Unit conversion and observation scaling
The [scaling] block converts model predictions before they are compared to DV. Use it when the model is parameterised in one unit but the data are recorded in another - for example, dose in micrograms but observations in mg/L, or a central-compartment ODE in amounts but observations in concentrations.
The bundled warfarin_scaled example records dose in micrograms (AMT = 100000 ug vs the usual 100 mg) and observations in mg/L. The model adds a single line:
[scaling]
obs_scale = 1000
This divides every prediction by 1000 before the residual is computed, so the sigma is expressed on the mg/L scale.
ex_scaled <- ferx_example("warfarin_scaled")
ferx_model_inspect(ex_scaled$model)Three forms of obs_scale are supported (see ?ferx_fit for the full section on the [scaling] block):
| Form | Syntax | Use case |
|---|---|---|
| Constant divisor | obs_scale = 1000 |
Pure unit conversion |
| Expression | obs_scale = V |
Volume-of-distribution scaling (concentration = amount / V), referencing thetas / etas / individual parameters |
| Per-compartment | obs_scale[CMT=1] = 1000 |
Multi-endpoint models with different units per observation compartment |
A more general Form C lets you write the readout expression directly (y = central / V), useful for non-trivial transformations.

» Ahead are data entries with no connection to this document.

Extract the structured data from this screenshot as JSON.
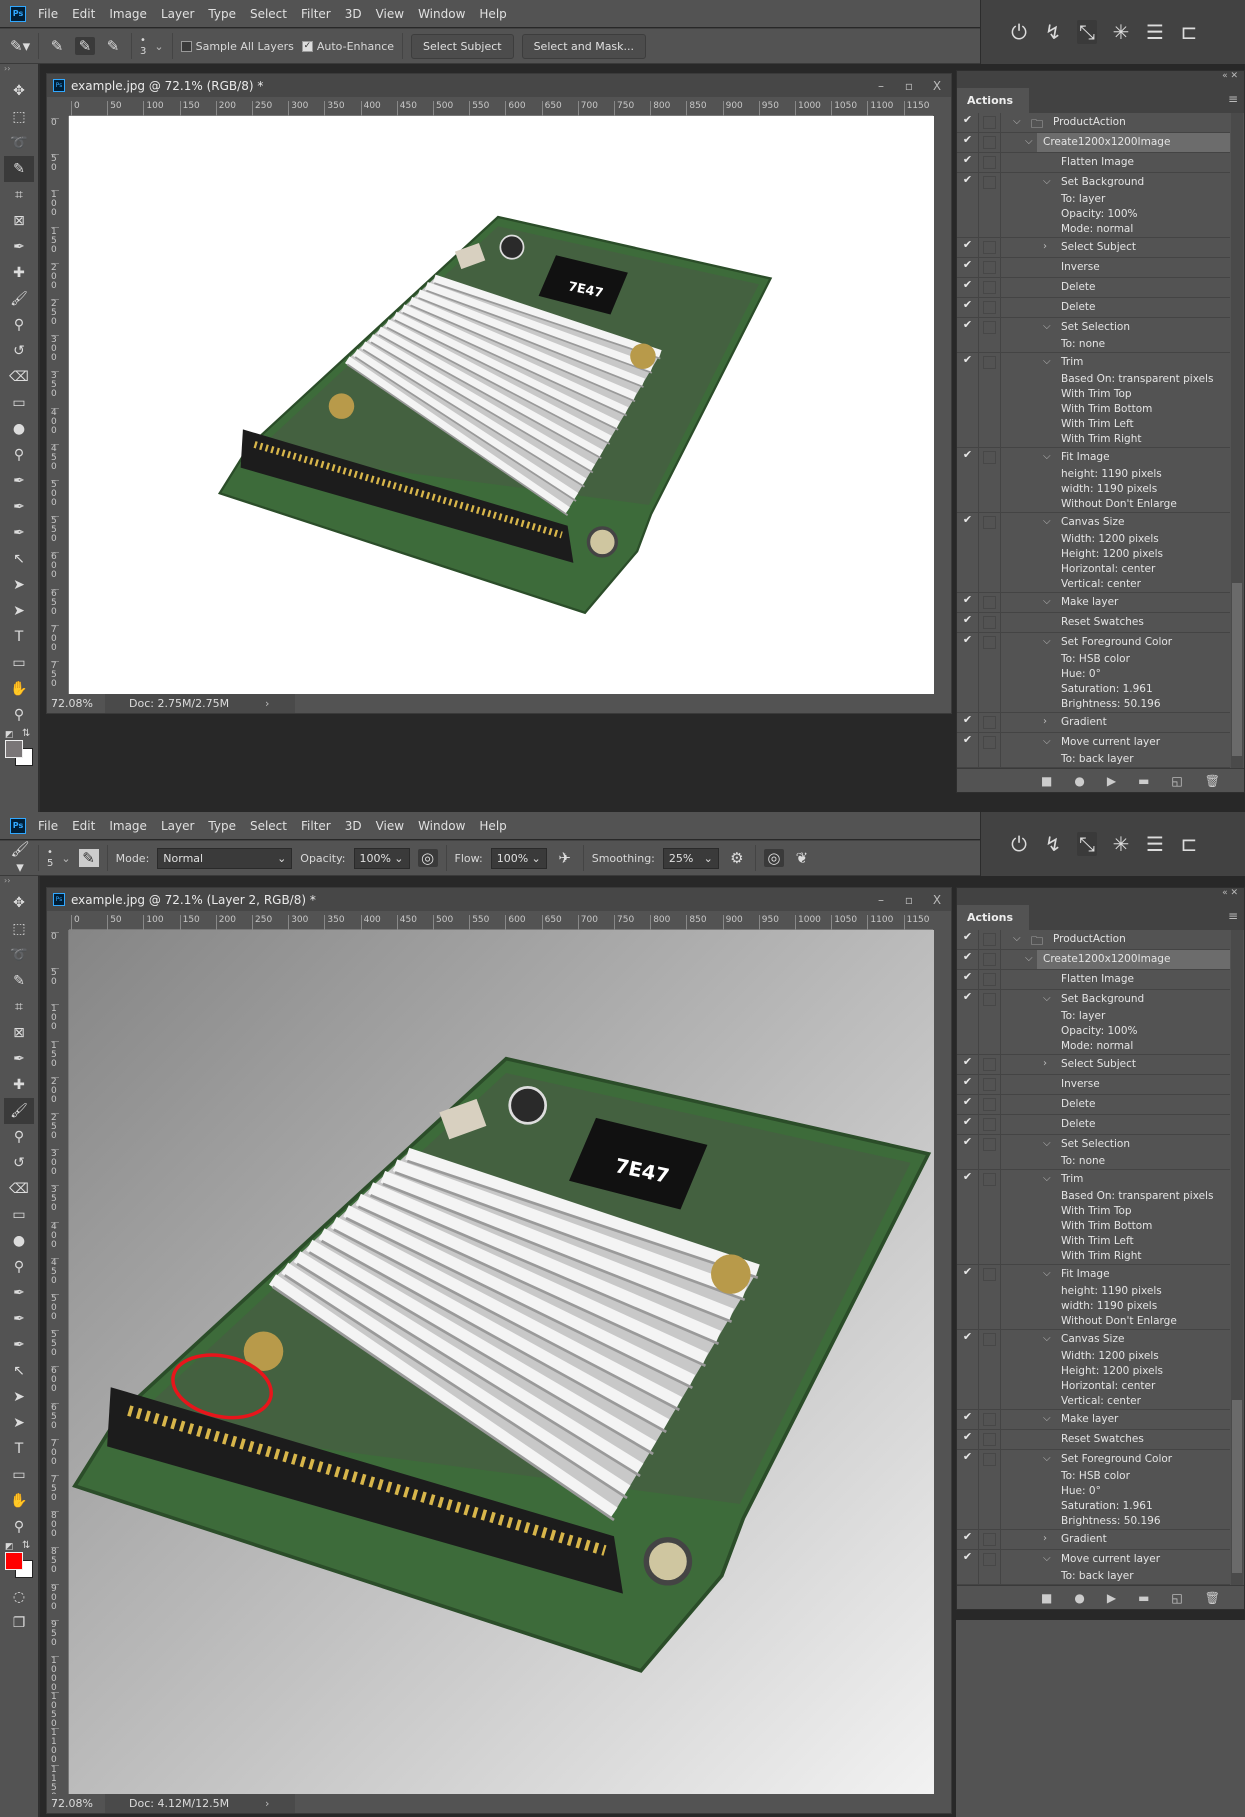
{
  "menu": [
    "File",
    "Edit",
    "Image",
    "Layer",
    "Type",
    "Select",
    "Filter",
    "3D",
    "View",
    "Window",
    "Help"
  ],
  "logo": "Ps",
  "colors": {
    "accent": "#31a8ff",
    "annotation": "#e8151b",
    "pcb_green": "#3d6b3a",
    "fg_top": "#7a7677",
    "fg_bottom": "#ff0000",
    "bg_swatch": "#ffffff"
  },
  "top": {
    "options": {
      "brush_size": "3",
      "sample_all_layers": {
        "label": "Sample All Layers",
        "checked": false
      },
      "auto_enhance": {
        "label": "Auto-Enhance",
        "checked": true
      },
      "select_subject": "Select Subject",
      "select_and_mask": "Select and Mask..."
    },
    "doc_title": "example.jpg @ 72.1% (RGB/8) *",
    "status_zoom": "72.08%",
    "status_doc": "Doc: 2.75M/2.75M",
    "vruler": [
      "0",
      "50",
      "100",
      "150",
      "200",
      "250",
      "300",
      "350",
      "400",
      "450",
      "500",
      "550",
      "600",
      "650",
      "700",
      "750"
    ]
  },
  "bottom": {
    "options": {
      "brush_size": "5",
      "mode_label": "Mode:",
      "mode_value": "Normal",
      "opacity_label": "Opacity:",
      "opacity_value": "100%",
      "flow_label": "Flow:",
      "flow_value": "100%",
      "smoothing_label": "Smoothing:",
      "smoothing_value": "25%"
    },
    "doc_title": "example.jpg @ 72.1% (Layer 2, RGB/8) *",
    "status_zoom": "72.08%",
    "status_doc": "Doc: 4.12M/12.5M",
    "vruler": [
      "0",
      "50",
      "100",
      "150",
      "200",
      "250",
      "300",
      "350",
      "400",
      "450",
      "500",
      "550",
      "600",
      "650",
      "700",
      "750",
      "800",
      "850",
      "900",
      "950",
      "1000",
      "1050",
      "1100",
      "1150"
    ]
  },
  "hruler": [
    "0",
    "50",
    "100",
    "150",
    "200",
    "250",
    "300",
    "350",
    "400",
    "450",
    "500",
    "550",
    "600",
    "650",
    "700",
    "750",
    "800",
    "850",
    "900",
    "950",
    "1000",
    "1050",
    "1100",
    "1150"
  ],
  "actions_panel": {
    "tab": "Actions",
    "items": [
      {
        "label": "ProductAction",
        "checked": true,
        "toggle": "open",
        "level": 0,
        "folder": true,
        "details": []
      },
      {
        "label": "Create1200x1200Image",
        "checked": true,
        "toggle": "open",
        "level": 1,
        "selected": true,
        "details": []
      },
      {
        "label": "Flatten Image",
        "checked": true,
        "toggle": "none",
        "level": 2,
        "details": []
      },
      {
        "label": "Set Background",
        "checked": true,
        "toggle": "open",
        "level": 2,
        "details": [
          "To: layer",
          "Opacity: 100%",
          "Mode: normal"
        ]
      },
      {
        "label": "Select Subject",
        "checked": true,
        "toggle": "closed",
        "level": 2,
        "details": []
      },
      {
        "label": "Inverse",
        "checked": true,
        "toggle": "none",
        "level": 2,
        "details": []
      },
      {
        "label": "Delete",
        "checked": true,
        "toggle": "none",
        "level": 2,
        "details": []
      },
      {
        "label": "Delete",
        "checked": true,
        "toggle": "none",
        "level": 2,
        "details": []
      },
      {
        "label": "Set Selection",
        "checked": true,
        "toggle": "open",
        "level": 2,
        "details": [
          "To: none"
        ]
      },
      {
        "label": "Trim",
        "checked": true,
        "toggle": "open",
        "level": 2,
        "details": [
          "Based On: transparent pixels",
          "With Trim Top",
          "With Trim Bottom",
          "With Trim Left",
          "With Trim Right"
        ]
      },
      {
        "label": "Fit Image",
        "checked": true,
        "toggle": "open",
        "level": 2,
        "details": [
          "height: 1190 pixels",
          "width: 1190 pixels",
          "Without Don't Enlarge"
        ]
      },
      {
        "label": "Canvas Size",
        "checked": true,
        "toggle": "open",
        "level": 2,
        "details": [
          "Width: 1200 pixels",
          "Height: 1200 pixels",
          "Horizontal: center",
          "Vertical: center"
        ]
      },
      {
        "label": "Make layer",
        "checked": true,
        "toggle": "open",
        "level": 2,
        "details": []
      },
      {
        "label": "Reset Swatches",
        "checked": true,
        "toggle": "none",
        "level": 2,
        "details": []
      },
      {
        "label": "Set Foreground Color",
        "checked": true,
        "toggle": "open",
        "level": 2,
        "details": [
          "To: HSB color",
          "Hue: 0°",
          "Saturation: 1.961",
          "Brightness: 50.196"
        ]
      },
      {
        "label": "Gradient",
        "checked": true,
        "toggle": "closed",
        "level": 2,
        "details": []
      },
      {
        "label": "Move current layer",
        "checked": true,
        "toggle": "open",
        "level": 2,
        "details": [
          "To: back layer"
        ]
      }
    ],
    "footer_icons": [
      "stop-icon",
      "record-icon",
      "play-icon",
      "new-set-icon",
      "new-action-icon",
      "trash-icon"
    ]
  },
  "chip_label": "7E47"
}
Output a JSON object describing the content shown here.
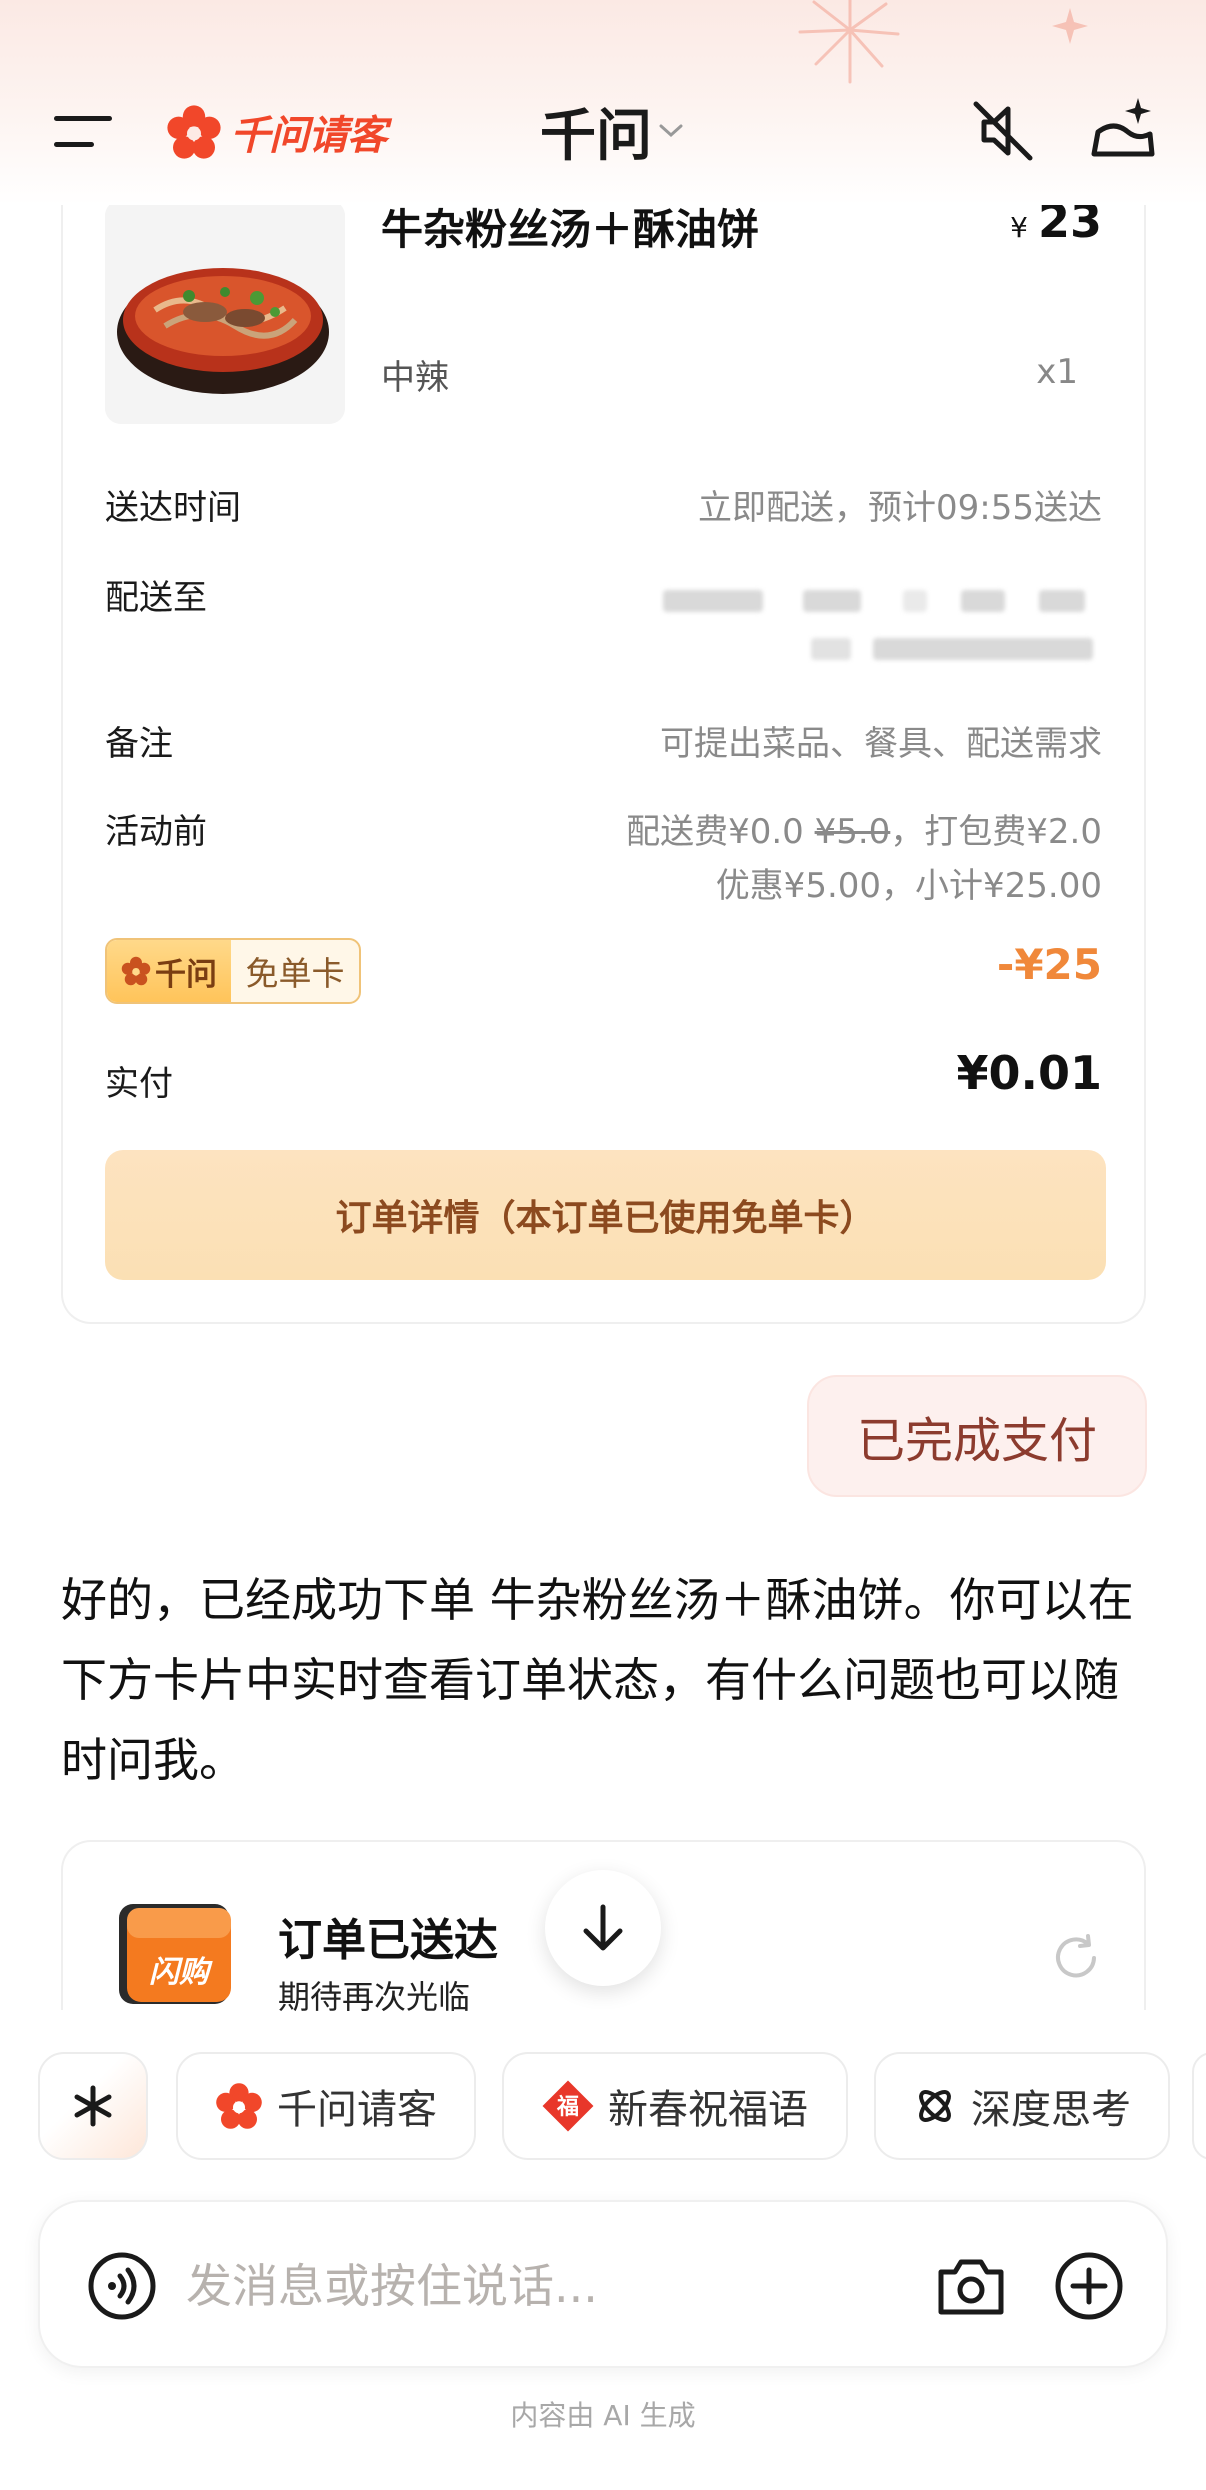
{
  "header": {
    "brand_name": "千问请客",
    "app_title": "千问",
    "icons": {
      "menu": "menu-icon",
      "brand": "flower-logo-icon",
      "dropdown": "chevron-down-icon",
      "mute": "speaker-mute-icon",
      "new_chat": "sparkle-new-chat-icon"
    }
  },
  "order": {
    "item": {
      "name": "牛杂粉丝汤＋酥油饼",
      "currency": "¥",
      "price": "23",
      "spec": "中辣",
      "qty": "x1"
    },
    "delivery_time_label": "送达时间",
    "delivery_time_value": "立即配送，预计09:55送达",
    "address_label": "配送至",
    "note_label": "备注",
    "note_value": "可提出菜品、餐具、配送需求",
    "pre_promo_label": "活动前",
    "fees": {
      "delivery_prefix": "配送费¥0.0 ",
      "delivery_original": "¥5.0",
      "packing": "，打包费¥2.0",
      "line2": "优惠¥5.00，小计¥25.00"
    },
    "badge": {
      "brand": "千问",
      "label": "免单卡"
    },
    "discount": "-¥25",
    "paid_label": "实付",
    "paid_value": "¥0.01",
    "detail_button": "订单详情（本订单已使用免单卡）"
  },
  "chat": {
    "user_message": "已完成支付",
    "ai_reply": "好的，已经成功下单 牛杂粉丝汤＋酥油饼。你可以在下方卡片中实时查看订单状态，有什么问题也可以随时问我。"
  },
  "delivery_status": {
    "title": "订单已送达",
    "subtitle": "期待再次光临",
    "icon_text": "闪购"
  },
  "quick_chips": [
    {
      "label": "千问请客",
      "icon": "flower-logo-icon"
    },
    {
      "label": "新春祝福语",
      "icon": "fu-icon"
    },
    {
      "label": "深度思考",
      "icon": "deep-think-icon"
    }
  ],
  "composer": {
    "placeholder": "发消息或按住说话...",
    "icons": {
      "voice": "voice-icon",
      "camera": "camera-icon",
      "plus": "plus-icon"
    }
  },
  "footer_note": "内容由 AI 生成",
  "colors": {
    "brand_red": "#f1472a",
    "discount_orange": "#f0883a",
    "detail_button_text": "#8c4a1f",
    "user_bubble_bg": "#fdf0ee"
  }
}
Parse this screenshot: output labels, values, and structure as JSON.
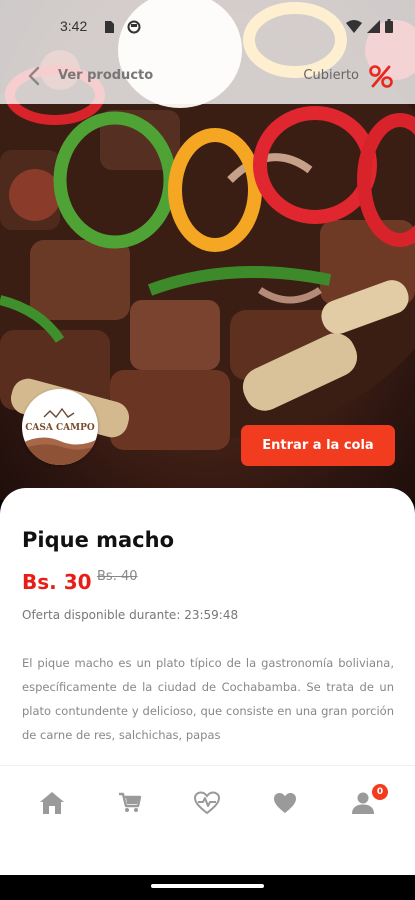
{
  "status_bar": {
    "time": "3:42",
    "icons": [
      "sim-icon",
      "circle-icon",
      "wifi-icon",
      "signal-icon",
      "battery-icon"
    ]
  },
  "app_bar": {
    "title": "Ver producto",
    "cover_label": "Cubierto",
    "back_icon": "chevron-left-icon",
    "discount_icon": "percent-icon"
  },
  "restaurant": {
    "logo_text": "CASA CAMPO"
  },
  "cta": {
    "label": "Entrar a la cola"
  },
  "product": {
    "name": "Pique macho",
    "price": "Bs. 30",
    "old_price": "Bs. 40",
    "offer_label": "Oferta disponible durante:",
    "offer_time": "23:59:48",
    "description": "El pique macho es un plato típico de la gastronomía boliviana, específicamente de la ciudad de Cochabamba. Se trata de un plato contundente y delicioso, que consiste en una gran porción de carne de res, salchichas, papas"
  },
  "bottom_nav": {
    "items": [
      {
        "icon": "home-icon"
      },
      {
        "icon": "cart-icon"
      },
      {
        "icon": "health-icon"
      },
      {
        "icon": "heart-icon"
      },
      {
        "icon": "user-icon"
      }
    ],
    "profile_badge": "0"
  },
  "colors": {
    "accent": "#f23c1f",
    "price": "#e81e16",
    "nav_icon": "#9a9a9a"
  }
}
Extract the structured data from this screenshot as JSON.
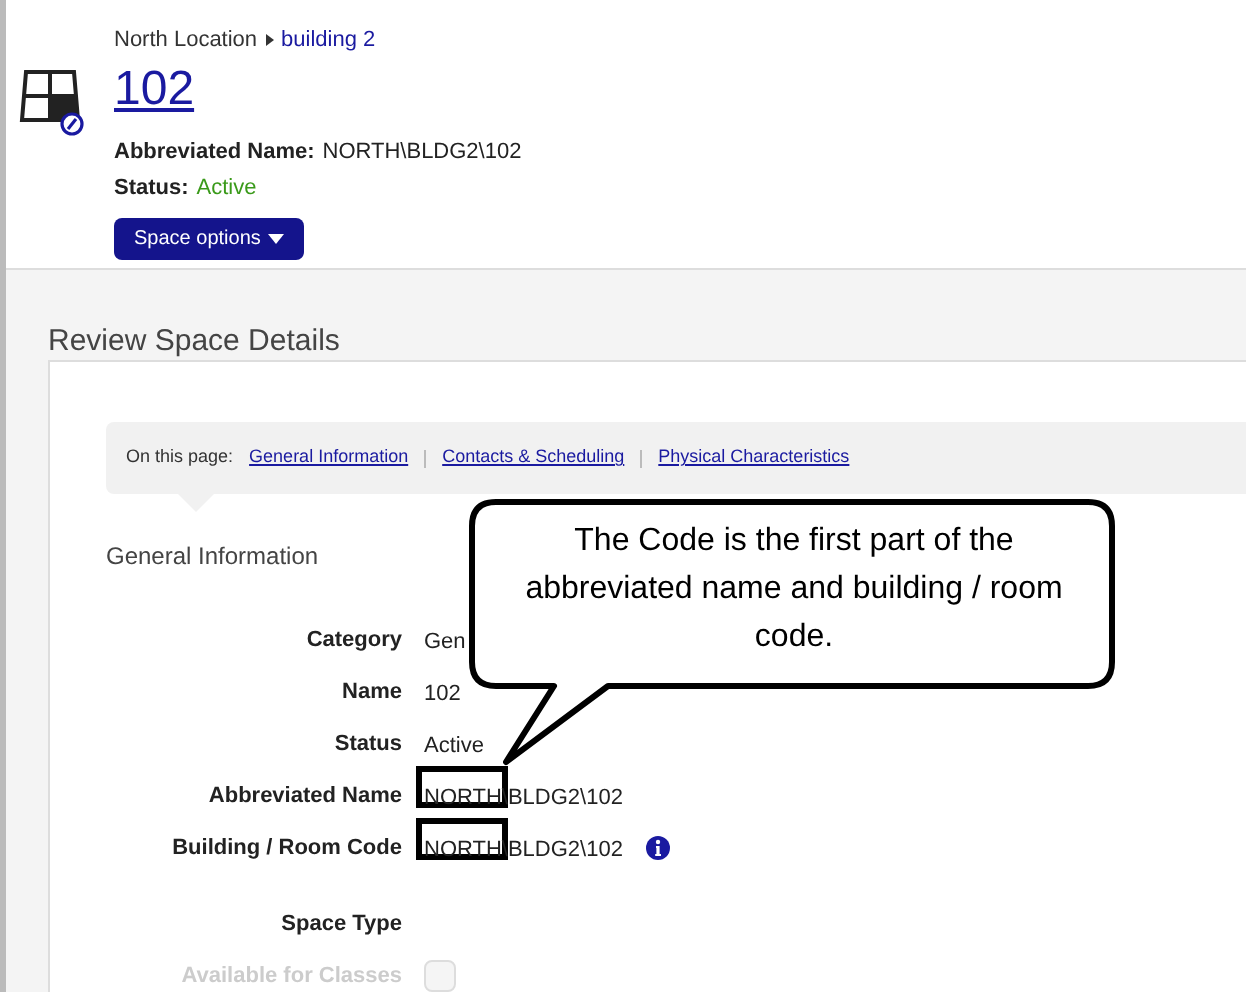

Because forms B (expressions) and Form C are evaluated through the ODE machinery, they force finite-difference gradients. Add gradient = fd explicitly in [fit_options] to make that choice visible. Form A is in scope for the analytic gradient = auto path.
[scaling] is not yet supported on SDE ([diffusion]) models.
fit_scaled <- ferx_fit(ex_scaled$model, ex_scaled$data, method = "focei")
fit_scaled$theta
# Should converge to the same parameter values as the standard warfarin
# fit because only the units differ.Combining features
These four features are independent and can be combined in the same model. A study with once-daily steady-state dosing, BLOQ observations, occasion-level CL variability, and concentration units derived via a volume-scaled readout would carry all of:
- a
kappa KAPPA_CL ~ 0.04declaration and aniov_column = OCCsetting, - a
CENScolumn andbloq_method = m3setting, SS = 1andII = 24columns on the dosing rows,- a
[scaling]block withobs_scale = V(Form B) and an explicitgradient = fdin[fit_options].
No bundled .ferx exercises all four at once; build one by concatenating the relevant sections from the per-feature examples above. Validate the result with ferx_model_validate() before fitting.
Each feature is documented in ?ferx_fit along with its data-side requirements; this article is the narrative tour.